In times like these, I have two competing impulses:

1.  I want to say to the parent, “I have one too,” or “I get it,” or “good luck and warmest regards.” I want to show this mother a picture of Savannah in my wallet, but I don’t have one there. It is so hard to get a good picture. I have a few in my phone, I could show her, but it would take too long to find them buried under a thousand snapshots of Ruby.

2.  But I never say anything because I have another impulse telling me to leave them alone. This is what I’d want… to be left alone.  Just let me get through this appointment, this inconvenience, this day.  It is like my prayer, my mantra, at times... "please, just give me the will to continue."

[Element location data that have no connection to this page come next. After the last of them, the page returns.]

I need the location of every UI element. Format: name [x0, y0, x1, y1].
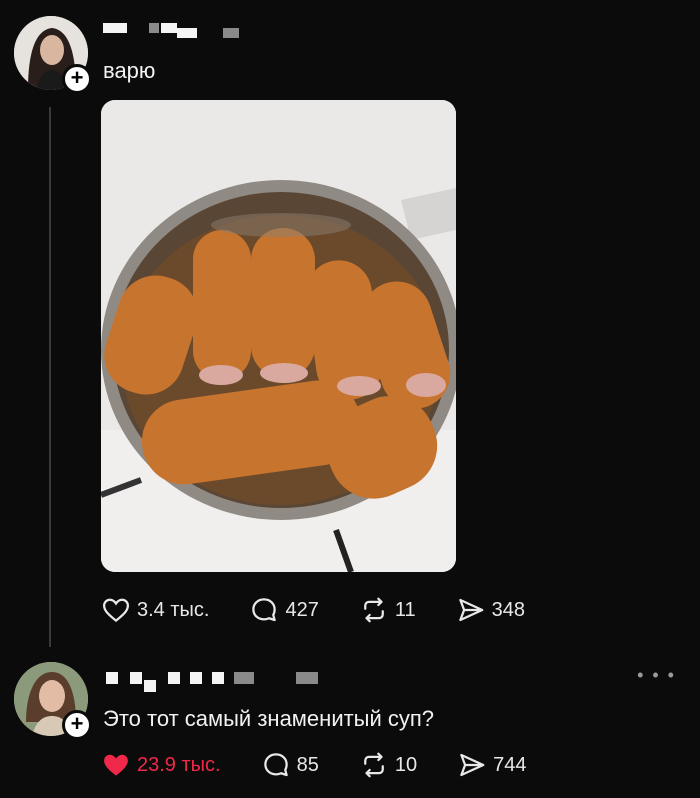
share-count: 744	[493, 753, 527, 776]
share-icon	[458, 598, 483, 622]
reply-button[interactable]: 85	[261, 750, 319, 780]
author-avatar[interactable]: +	[14, 16, 92, 94]
boiling-sausages-image	[101, 100, 456, 572]
more-options-button[interactable]: • • •	[637, 665, 676, 686]
comment-icon	[252, 598, 277, 622]
comment-icon	[263, 753, 288, 777]
reply-button[interactable]: 427	[249, 595, 319, 625]
share-button[interactable]: 744	[457, 750, 526, 780]
reply-author-avatar[interactable]: +	[14, 662, 92, 740]
post-text: варю	[103, 58, 156, 83]
repost-button[interactable]: 11	[359, 595, 416, 625]
like-button[interactable]: 3.4 тыс.	[101, 595, 209, 625]
post-photo[interactable]	[101, 100, 456, 572]
reply-text: Это тот самый знаменитый суп?	[103, 706, 435, 731]
like-count: 3.4 тыс.	[137, 598, 210, 621]
share-button[interactable]: 348	[456, 595, 525, 625]
reply-actions: 23.9 тыс. 85 10 744	[101, 750, 566, 780]
reply-count: 427	[285, 598, 319, 621]
share-icon	[460, 753, 485, 777]
reply-username-redacted[interactable]	[106, 668, 318, 692]
post-actions: 3.4 тыс. 427 11 348	[101, 595, 565, 625]
follow-plus-icon[interactable]: +	[62, 710, 92, 740]
repost-button[interactable]: 10	[359, 750, 417, 780]
like-count: 23.9 тыс.	[137, 753, 221, 776]
repost-count: 10	[394, 753, 418, 776]
author-username-redacted[interactable]	[103, 18, 239, 38]
reply-count: 85	[296, 753, 319, 776]
repost-count: 11	[394, 598, 416, 621]
heart-icon	[102, 598, 130, 623]
repost-icon	[363, 597, 384, 623]
follow-plus-icon[interactable]: +	[62, 64, 92, 94]
thread-line	[49, 107, 51, 647]
heart-icon	[104, 754, 128, 776]
share-count: 348	[491, 598, 525, 621]
like-button[interactable]: 23.9 тыс.	[101, 750, 221, 780]
repost-icon	[363, 752, 384, 778]
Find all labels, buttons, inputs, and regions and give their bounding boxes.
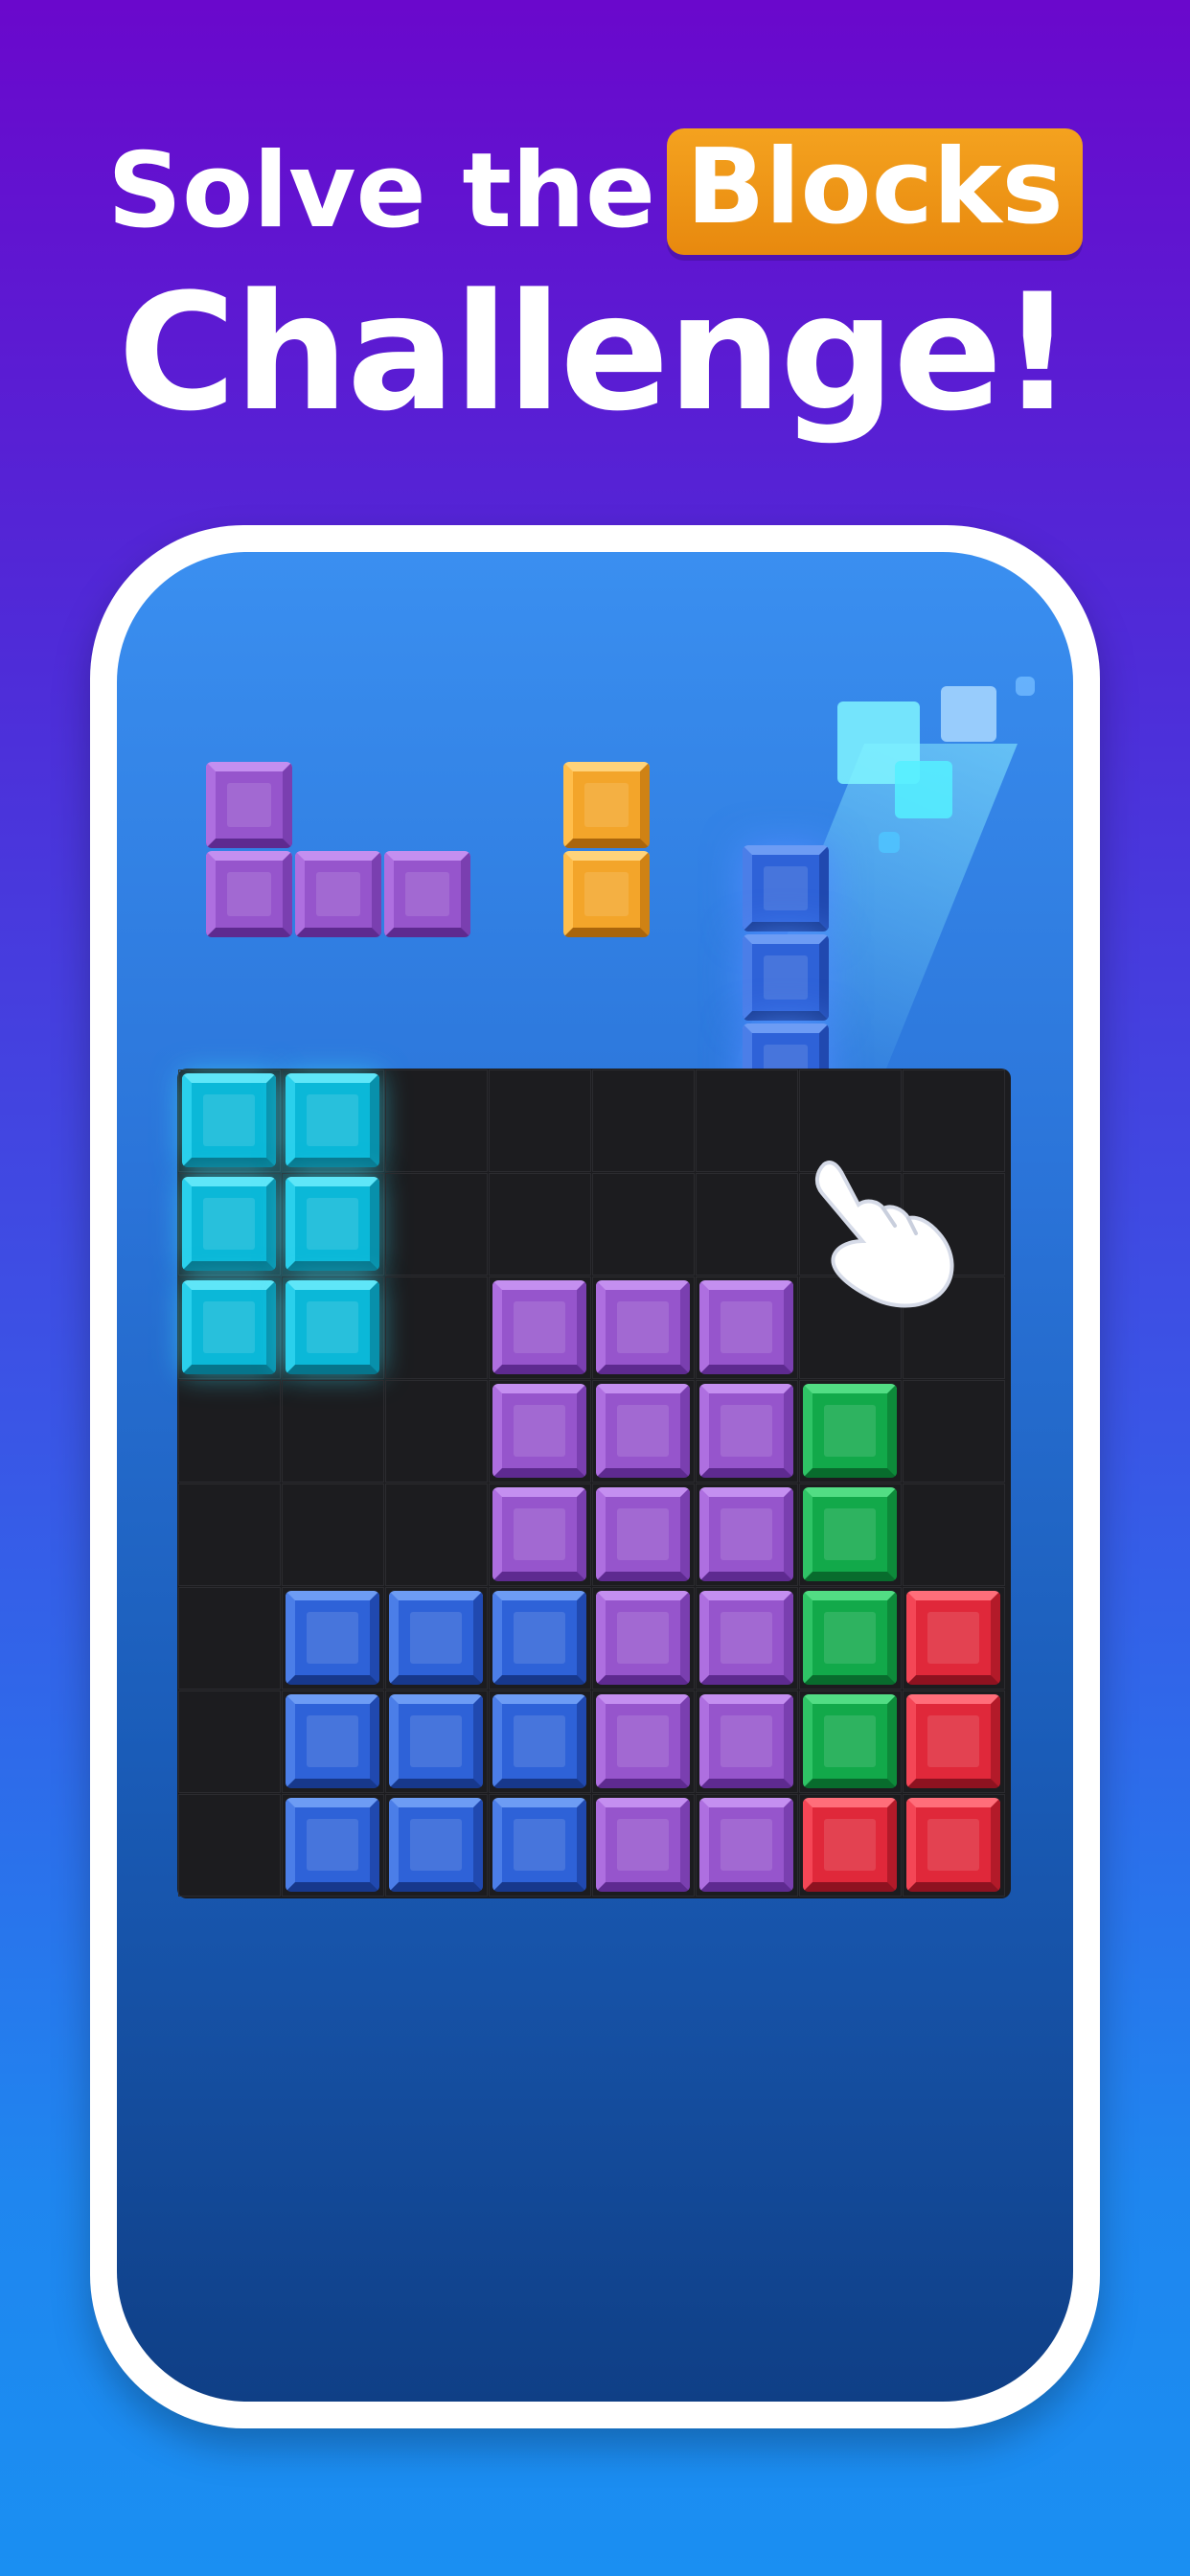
purple-block <box>596 1487 690 1581</box>
headline-line-2: Challenge! <box>118 259 1074 447</box>
purple-l-piece-block[interactable] <box>384 851 470 937</box>
board-cell[interactable] <box>489 1173 591 1276</box>
board-cell[interactable] <box>696 1173 798 1276</box>
headline-highlight: Blocks <box>667 128 1083 255</box>
cyan-block <box>182 1177 276 1271</box>
blue-i4-piece-dragging-block[interactable] <box>743 845 829 932</box>
purple-block <box>596 1694 690 1788</box>
board-cell[interactable] <box>282 1380 384 1483</box>
cyan-block <box>286 1177 379 1271</box>
board-cell[interactable] <box>489 1070 591 1172</box>
sparkle <box>1016 677 1035 696</box>
sparkle <box>879 832 900 853</box>
blue-block <box>286 1798 379 1892</box>
red-block <box>803 1798 897 1892</box>
board-cell[interactable] <box>592 1173 695 1276</box>
blue-block <box>389 1798 483 1892</box>
board-cell[interactable] <box>178 1587 281 1690</box>
green-block <box>803 1487 897 1581</box>
purple-l-piece-block[interactable] <box>206 762 292 848</box>
purple-block <box>492 1384 586 1478</box>
sparkle <box>895 761 952 818</box>
blue-block <box>286 1591 379 1685</box>
purple-block <box>596 1591 690 1685</box>
cyan-block <box>182 1073 276 1167</box>
blue-block <box>492 1591 586 1685</box>
sparkle <box>941 686 996 742</box>
purple-block <box>699 1280 793 1374</box>
headline-line-1: Solve the Blocks <box>0 125 1190 259</box>
board-cell[interactable] <box>592 1070 695 1172</box>
board-cell[interactable] <box>385 1276 488 1379</box>
orange-i2-piece-block[interactable] <box>563 762 650 848</box>
red-block <box>906 1694 1000 1788</box>
board-cell[interactable] <box>282 1484 384 1586</box>
purple-block <box>699 1591 793 1685</box>
green-block <box>803 1384 897 1478</box>
blue-i4-piece-dragging-block[interactable] <box>743 934 829 1021</box>
headline: Solve the Blocks Challenge! <box>0 125 1190 439</box>
purple-block <box>492 1487 586 1581</box>
board-cell[interactable] <box>903 1380 1005 1483</box>
board-cell[interactable] <box>178 1380 281 1483</box>
blue-block <box>492 1798 586 1892</box>
board-cell[interactable] <box>385 1070 488 1172</box>
red-block <box>906 1591 1000 1685</box>
board-cell[interactable] <box>178 1690 281 1793</box>
headline-prefix: Solve the <box>107 131 656 251</box>
purple-block <box>699 1694 793 1788</box>
board-cell[interactable] <box>178 1794 281 1897</box>
cyan-block <box>286 1280 379 1374</box>
red-block <box>906 1798 1000 1892</box>
cyan-block <box>182 1280 276 1374</box>
purple-block <box>596 1280 690 1374</box>
purple-l-piece-block[interactable] <box>206 851 292 937</box>
purple-block <box>699 1487 793 1581</box>
green-block <box>803 1694 897 1788</box>
blue-block <box>492 1694 586 1788</box>
green-block <box>803 1591 897 1685</box>
blue-block <box>389 1694 483 1788</box>
board-cell[interactable] <box>696 1070 798 1172</box>
cyan-block <box>286 1073 379 1167</box>
board-cell[interactable] <box>903 1484 1005 1586</box>
purple-l-piece-block[interactable] <box>295 851 381 937</box>
purple-block <box>699 1798 793 1892</box>
hand-pointer-icon <box>815 1161 954 1308</box>
blue-block <box>389 1591 483 1685</box>
board-cell[interactable] <box>385 1173 488 1276</box>
purple-block <box>699 1384 793 1478</box>
purple-block <box>596 1798 690 1892</box>
blue-block <box>286 1694 379 1788</box>
purple-block <box>492 1280 586 1374</box>
orange-i2-piece-block[interactable] <box>563 851 650 937</box>
purple-block <box>596 1384 690 1478</box>
board-cell[interactable] <box>385 1484 488 1586</box>
board-cell[interactable] <box>178 1484 281 1586</box>
board-cell[interactable] <box>385 1380 488 1483</box>
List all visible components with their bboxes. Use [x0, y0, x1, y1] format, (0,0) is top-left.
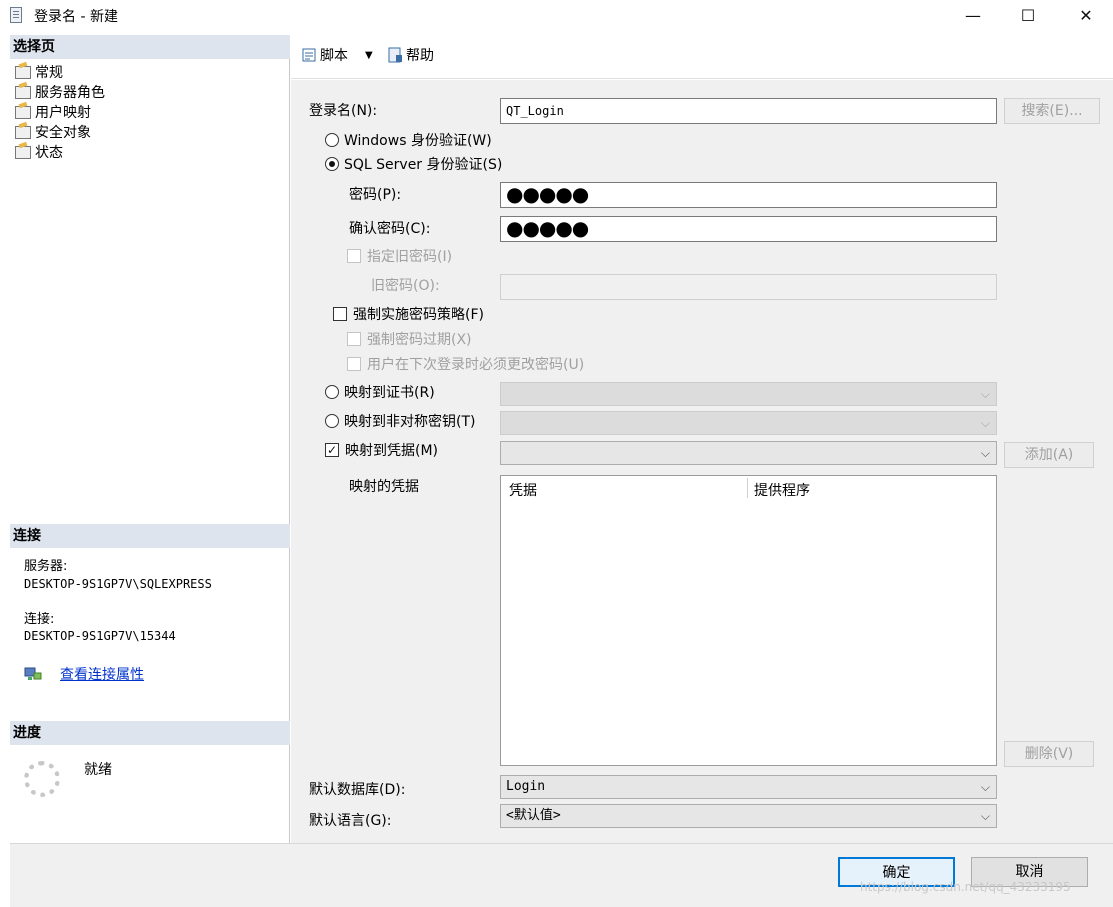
map-asymmetric-key-radio[interactable]	[325, 414, 339, 428]
page-icon	[15, 125, 31, 139]
view-connection-properties-link[interactable]: 查看连接属性	[60, 664, 144, 684]
connection-properties-icon	[24, 667, 42, 683]
close-button[interactable]: ✕	[1063, 0, 1109, 32]
map-asymmetric-key-option[interactable]: 映射到非对称密钥(T)	[325, 412, 475, 432]
chevron-down-icon: ⌵	[980, 416, 990, 430]
enforce-expiration-checkbox[interactable]	[347, 332, 361, 346]
sql-auth-option[interactable]: SQL Server 身份验证(S)	[325, 155, 502, 175]
default-language-label: 默认语言(G):	[309, 813, 392, 829]
page-item-general[interactable]: 常规	[15, 63, 63, 83]
page-item-securables[interactable]: 安全对象	[15, 123, 91, 143]
windows-auth-radio[interactable]	[325, 133, 339, 147]
chevron-down-icon: ⌵	[980, 387, 990, 401]
help-icon	[387, 47, 403, 63]
map-credential-option[interactable]: ✓ 映射到凭据(M)	[325, 441, 438, 461]
maximize-button[interactable]: ☐	[1005, 0, 1051, 32]
enforce-policy-checkbox[interactable]	[333, 307, 347, 321]
default-database-combo[interactable]: Login ⌵	[500, 775, 997, 799]
server-value: DESKTOP-9S1GP7V\SQLEXPRESS	[24, 577, 212, 591]
sql-auth-radio[interactable]	[325, 157, 339, 171]
progress-status: 就绪	[84, 762, 112, 778]
window-icon	[10, 7, 22, 23]
enforce-policy-option[interactable]: 强制实施密码策略(F)	[333, 305, 484, 325]
general-page-form: 登录名(N): QT_Login 搜索(E)... Windows 身份验证(W…	[291, 80, 1113, 843]
map-credential-checkbox[interactable]: ✓	[325, 443, 339, 457]
page-icon	[15, 105, 31, 119]
progress-spinner-icon	[24, 761, 60, 797]
mapped-credentials-label: 映射的凭据	[349, 479, 419, 495]
page-item-user-mapping[interactable]: 用户映射	[15, 103, 91, 123]
password-input[interactable]: ●●●●●	[500, 182, 997, 208]
old-password-input[interactable]	[500, 274, 997, 300]
map-certificate-option[interactable]: 映射到证书(R)	[325, 383, 435, 403]
mapped-credentials-grid[interactable]: 凭据 提供程序	[500, 475, 997, 766]
watermark: https://blog.csdn.net/qq_43233195	[860, 880, 1071, 894]
asymmetric-key-combo[interactable]: ⌵	[500, 411, 997, 435]
column-separator	[747, 478, 748, 498]
help-button[interactable]: 帮助	[387, 45, 434, 67]
select-page-header: 选择页	[10, 35, 290, 59]
title-bar: 登录名 - 新建 — ☐ ✕	[0, 0, 1113, 32]
connection-label: 连接:	[24, 612, 55, 627]
page-icon	[15, 65, 31, 79]
credential-combo[interactable]: ⌵	[500, 441, 997, 465]
left-panel: 选择页 常规 服务器角色 用户映射 安全对象 状态 连接 服务器: DESKTO…	[10, 35, 290, 843]
minimize-button[interactable]: —	[950, 0, 996, 32]
default-database-label: 默认数据库(D):	[309, 782, 406, 798]
default-language-combo[interactable]: <默认值> ⌵	[500, 804, 997, 828]
must-change-option[interactable]: 用户在下次登录时必须更改密码(U)	[347, 355, 584, 375]
password-label: 密码(P):	[349, 187, 402, 203]
dialog-button-bar: 确定 取消 https://blog.csdn.net/qq_43233195	[10, 843, 1113, 907]
windows-auth-option[interactable]: Windows 身份验证(W)	[325, 131, 492, 151]
add-credential-button[interactable]: 添加(A)	[1004, 442, 1094, 468]
specify-old-password-checkbox[interactable]	[347, 249, 361, 263]
specify-old-password-option[interactable]: 指定旧密码(I)	[347, 247, 452, 267]
toolbar: 脚本 ▼ 帮助	[291, 35, 1113, 79]
script-dropdown-arrow[interactable]: ▼	[365, 45, 373, 67]
script-icon	[301, 47, 317, 63]
search-button[interactable]: 搜索(E)...	[1004, 98, 1100, 124]
chevron-down-icon: ⌵	[980, 446, 990, 460]
progress-header: 进度	[10, 721, 290, 745]
old-password-label: 旧密码(O):	[371, 278, 440, 294]
certificate-combo[interactable]: ⌵	[500, 382, 997, 406]
connection-header: 连接	[10, 524, 290, 548]
map-certificate-radio[interactable]	[325, 385, 339, 399]
remove-credential-button[interactable]: 删除(V)	[1004, 741, 1094, 767]
enforce-expiration-option[interactable]: 强制密码过期(X)	[347, 330, 472, 350]
page-icon	[15, 85, 31, 99]
chevron-down-icon: ⌵	[980, 809, 990, 823]
page-icon	[15, 145, 31, 159]
must-change-checkbox[interactable]	[347, 357, 361, 371]
page-item-server-roles[interactable]: 服务器角色	[15, 83, 105, 103]
script-button[interactable]: 脚本	[301, 45, 348, 67]
page-item-status[interactable]: 状态	[15, 143, 63, 163]
confirm-password-input[interactable]: ●●●●●	[500, 216, 997, 242]
grid-col-provider[interactable]: 提供程序	[754, 480, 810, 500]
login-name-input[interactable]: QT_Login	[500, 98, 997, 124]
server-label: 服务器:	[24, 559, 68, 574]
window-title: 登录名 - 新建	[34, 9, 118, 25]
grid-col-credential[interactable]: 凭据	[509, 480, 537, 500]
chevron-down-icon: ⌵	[980, 780, 990, 794]
confirm-password-label: 确认密码(C):	[349, 221, 431, 237]
connection-value: DESKTOP-9S1GP7V\15344	[24, 629, 176, 643]
login-name-label: 登录名(N):	[309, 103, 378, 119]
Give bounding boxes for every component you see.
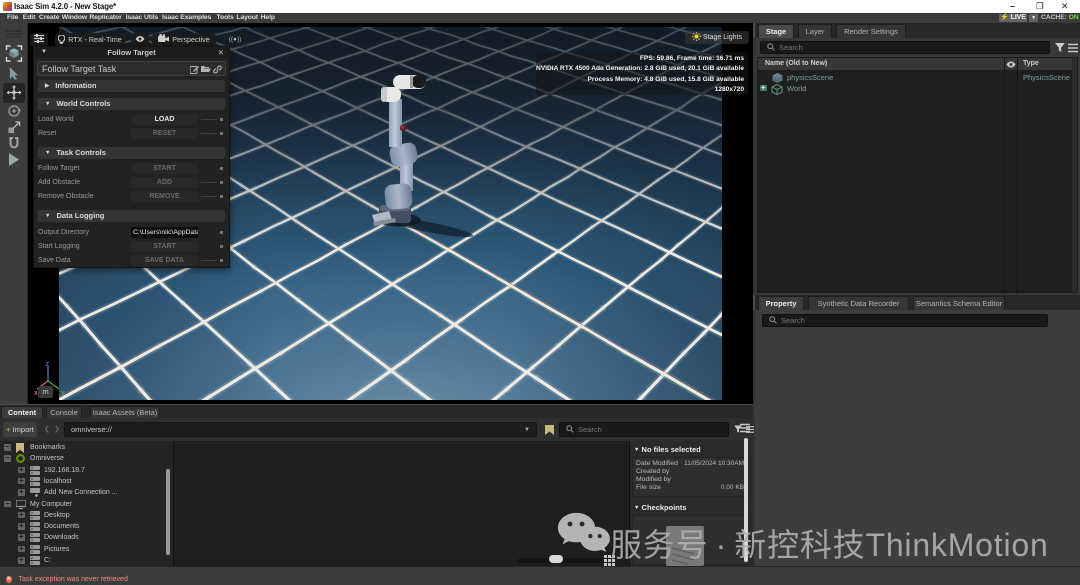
svg-text:Z: Z	[46, 362, 50, 368]
svg-text:Y: Y	[61, 391, 65, 395]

As I got my haircut, I thought about the story that I'm trying to tell.  I don't mean this particular story, but the capital "S" story.  The story of Savannah and the people who live in this world of other normals.  I have to tell this story, not so much for me, but for Savannah because she can't tell it herself.

Does any of that make sense?

But let me be very clear. I do not speak for the "disabilities community." I can’t pretend that I know about other people, such as the woman and the girl at the barbershop beyond the superficial, the stereotypical. I just want you to know this: When you see us out somewhere, be it a barbershop, grocery store, or doctor's office, don't gawk, don't flash a pitying smile, don't do anything that you normally wouldn't do to any other stranger...

Okay, okay, you can do something...  Open the heavy door.